I have /usr/src on a roughly 220Mb partition (I think); this contains the
i386 sources plus the Mac and Amiga sources (I build only the i386, though),
the XFree86 sources, and the objects (/usr/obj is a symbolic link to
/usr/src/obj).  I can build all of NetBSD, with some room to spare, if I've
remembered to do a "make clean" under XFree86.

> Also any hints on how to install after rebuild on a running system
> would help.  With the binary snapshots, I've just been moving dirs out
> of the way and untarring from scratch to avoid any problems with
> zorching current processes and done okay (I am backing up, it's just I
> only have one system right now).  This has worked okay for me for now...
> but working from the src tree will be a bit different, no?

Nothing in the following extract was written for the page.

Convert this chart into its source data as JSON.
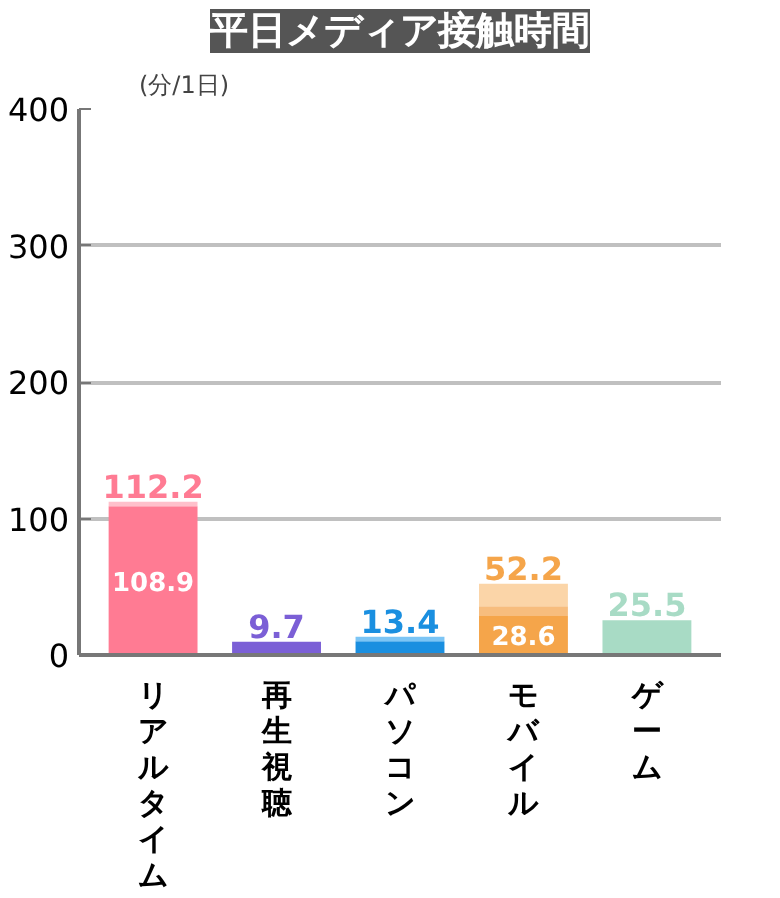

Yes and no; if you install a recent source over ancient sources, you wind
up with lots of confusion due to files that have moved.  However, you don't
wind up killing running processes by overwriting their source :-).  I
generally preserve things I've changed (especially my kernel config file!),
then "rm -rf" the installed sources and re-install the new sources from tape.
Unless you make massive changes, you don't need to preserve the old sources
en masse.

One wrinkle:  once you start using shared libraries, you must be extremely
careful about new builds (unless you wait long enough that the major number
increments :-); if you install a miscompiled shared libc.so that your
existing binaries attempt to use, you cease to have any fun at all in a
hurry.  Make a tar of /usr/lib/lib* on floppy just in case (and compile a
copy of tar statically linked!).  (If you have waited long enough between
libc changes, your existing programs searching for libc.so.3.x will ignore
libc.so.4.0, so you're safe until you overwrite your installed binaries.
Test a few things before typing "make install"!).